Despite the metaphor, the flow of artistic ideas into the New York harbor during this time favored the Europeans, provoking aesthetic crises for many American artists and Gottlieb was no exception. "[T]he whole problem seemed to be how to get out of these traps--Picasso, Surrealism--and how to stay clear of American provincialism, regionalism, and Social Realism" (A. Gottlieb quoted in M. MacNaughton, "The Pictographs, 1941-1953," in ibid, p. 29). As with other artists confronting this dilemma, Gottlieb, as well as Pollock, Krasner and Rothko among others, confronted the prevailing ideas and formal techniques with a composite of trans-cultural visual myths. Gottlieb said, "the artistically literate person has no difficulty in grasping the meaning of Chinese, Egyptian, African, Eskimo, Early Christian, Archaic Greek or even pre-historic art, even though he has but a slight acquaintance with the religious or superstitious beliefs of any of these peoples. [A]ll genuine art forms utilize images that can be readily apprehended by anyone acquainted with the global language of art. That is why we use images that are directly communicable to all who accept art as the language of the spirit, but which appear as private symbols to those who wish to be provided with information or commentary." (A. Gottlieb, "The Portrait and the Modern Artist," in ibid, p. 171).

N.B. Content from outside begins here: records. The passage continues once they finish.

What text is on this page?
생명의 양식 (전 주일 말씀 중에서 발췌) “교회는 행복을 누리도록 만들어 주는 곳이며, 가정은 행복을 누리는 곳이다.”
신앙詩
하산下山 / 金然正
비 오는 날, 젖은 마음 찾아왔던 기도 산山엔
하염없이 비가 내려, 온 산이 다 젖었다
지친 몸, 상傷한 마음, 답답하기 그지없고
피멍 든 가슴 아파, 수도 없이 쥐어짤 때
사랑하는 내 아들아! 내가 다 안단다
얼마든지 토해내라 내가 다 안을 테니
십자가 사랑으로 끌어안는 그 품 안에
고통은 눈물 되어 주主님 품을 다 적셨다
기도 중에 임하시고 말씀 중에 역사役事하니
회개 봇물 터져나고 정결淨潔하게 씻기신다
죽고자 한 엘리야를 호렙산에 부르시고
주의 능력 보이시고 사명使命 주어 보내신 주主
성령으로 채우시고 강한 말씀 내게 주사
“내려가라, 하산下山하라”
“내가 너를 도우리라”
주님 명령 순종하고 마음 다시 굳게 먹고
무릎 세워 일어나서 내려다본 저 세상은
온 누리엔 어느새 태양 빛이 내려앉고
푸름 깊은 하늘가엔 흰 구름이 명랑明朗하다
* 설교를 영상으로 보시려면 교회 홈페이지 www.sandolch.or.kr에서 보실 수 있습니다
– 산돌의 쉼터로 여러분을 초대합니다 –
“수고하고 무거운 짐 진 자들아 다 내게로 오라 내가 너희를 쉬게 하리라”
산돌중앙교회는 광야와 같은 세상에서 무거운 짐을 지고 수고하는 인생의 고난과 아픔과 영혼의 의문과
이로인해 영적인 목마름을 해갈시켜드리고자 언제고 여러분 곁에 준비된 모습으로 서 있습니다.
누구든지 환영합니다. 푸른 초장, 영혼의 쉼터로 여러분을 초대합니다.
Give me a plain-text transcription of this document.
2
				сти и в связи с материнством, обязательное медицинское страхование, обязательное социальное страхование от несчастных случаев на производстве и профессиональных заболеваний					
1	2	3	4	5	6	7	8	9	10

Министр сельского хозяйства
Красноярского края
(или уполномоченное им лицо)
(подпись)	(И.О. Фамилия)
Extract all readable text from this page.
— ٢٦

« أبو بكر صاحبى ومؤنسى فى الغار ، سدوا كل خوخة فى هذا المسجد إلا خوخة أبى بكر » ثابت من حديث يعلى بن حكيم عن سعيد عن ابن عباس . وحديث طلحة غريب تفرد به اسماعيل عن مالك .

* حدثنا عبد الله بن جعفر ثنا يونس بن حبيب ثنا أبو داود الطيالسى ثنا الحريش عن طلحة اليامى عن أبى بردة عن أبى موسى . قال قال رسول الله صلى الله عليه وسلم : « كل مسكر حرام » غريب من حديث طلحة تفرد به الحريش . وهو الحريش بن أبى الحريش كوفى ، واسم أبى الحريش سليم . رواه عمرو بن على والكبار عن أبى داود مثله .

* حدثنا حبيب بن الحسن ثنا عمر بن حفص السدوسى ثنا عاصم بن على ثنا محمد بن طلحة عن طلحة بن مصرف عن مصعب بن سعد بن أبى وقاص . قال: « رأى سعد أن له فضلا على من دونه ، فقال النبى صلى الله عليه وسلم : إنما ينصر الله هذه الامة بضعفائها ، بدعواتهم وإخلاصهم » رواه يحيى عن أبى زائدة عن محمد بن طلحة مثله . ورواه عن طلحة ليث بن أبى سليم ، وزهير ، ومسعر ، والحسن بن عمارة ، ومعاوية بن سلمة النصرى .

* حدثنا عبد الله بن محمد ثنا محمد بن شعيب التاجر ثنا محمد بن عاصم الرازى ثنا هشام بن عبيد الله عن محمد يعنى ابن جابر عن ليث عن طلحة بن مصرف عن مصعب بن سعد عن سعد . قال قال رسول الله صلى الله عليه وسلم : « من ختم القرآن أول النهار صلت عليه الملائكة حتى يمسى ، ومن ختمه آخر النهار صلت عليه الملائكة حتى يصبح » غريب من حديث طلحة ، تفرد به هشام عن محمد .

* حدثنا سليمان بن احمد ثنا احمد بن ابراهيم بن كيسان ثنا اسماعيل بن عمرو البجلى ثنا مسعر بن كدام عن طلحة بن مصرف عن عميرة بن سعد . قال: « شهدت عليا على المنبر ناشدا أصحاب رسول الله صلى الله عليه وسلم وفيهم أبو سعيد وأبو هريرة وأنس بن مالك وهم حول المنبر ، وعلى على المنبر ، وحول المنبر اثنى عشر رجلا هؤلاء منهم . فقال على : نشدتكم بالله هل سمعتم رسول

Gottlieb had an extraordinary ability to create a new visual language while provoking interpretive recollections across times and cultures. Siena #2, created at the height of his Pictograph series, is an extraordinary example for both its grand scale and art historical resonance. Siena #2, arguably more than any other Pictograph, emphasizes the grid, the ultra-modern organizing principle, through severely ruled lines, rare horizonality and large size. Gottlieb would only work on such a scale again in the later Imaginary Landscape and Burst paintings. The isolated biomorphic forms recall the Native American works that Gottlieb saw during his 9-month residence in Arizona and the Egyptian heiroglyphs at the Metropolitan Museum of Art. Yet they equally recall the influence of Surrealist automatism, and the works of Paul Klee and Joan Miro. The ochres, browns and muted oranges also call forth an understanding of Rembrandt's palette and the restrained colors of analytical cubism. Despite the acknowledged influences, Gottlieb's pictographs remained wholly his own imaginative extensions. Communicative meaning remained essential, yet Gottlieb intentionally avoided exclusive references to encourage the open locks of the collective unconscious. Gottlieb and his contemporaries, in their pursuit of a distinctly American modernist aesthetic, would pave the way for the genesis of a revolutionary new visual language and the rise and eventual supremacy of the New York School.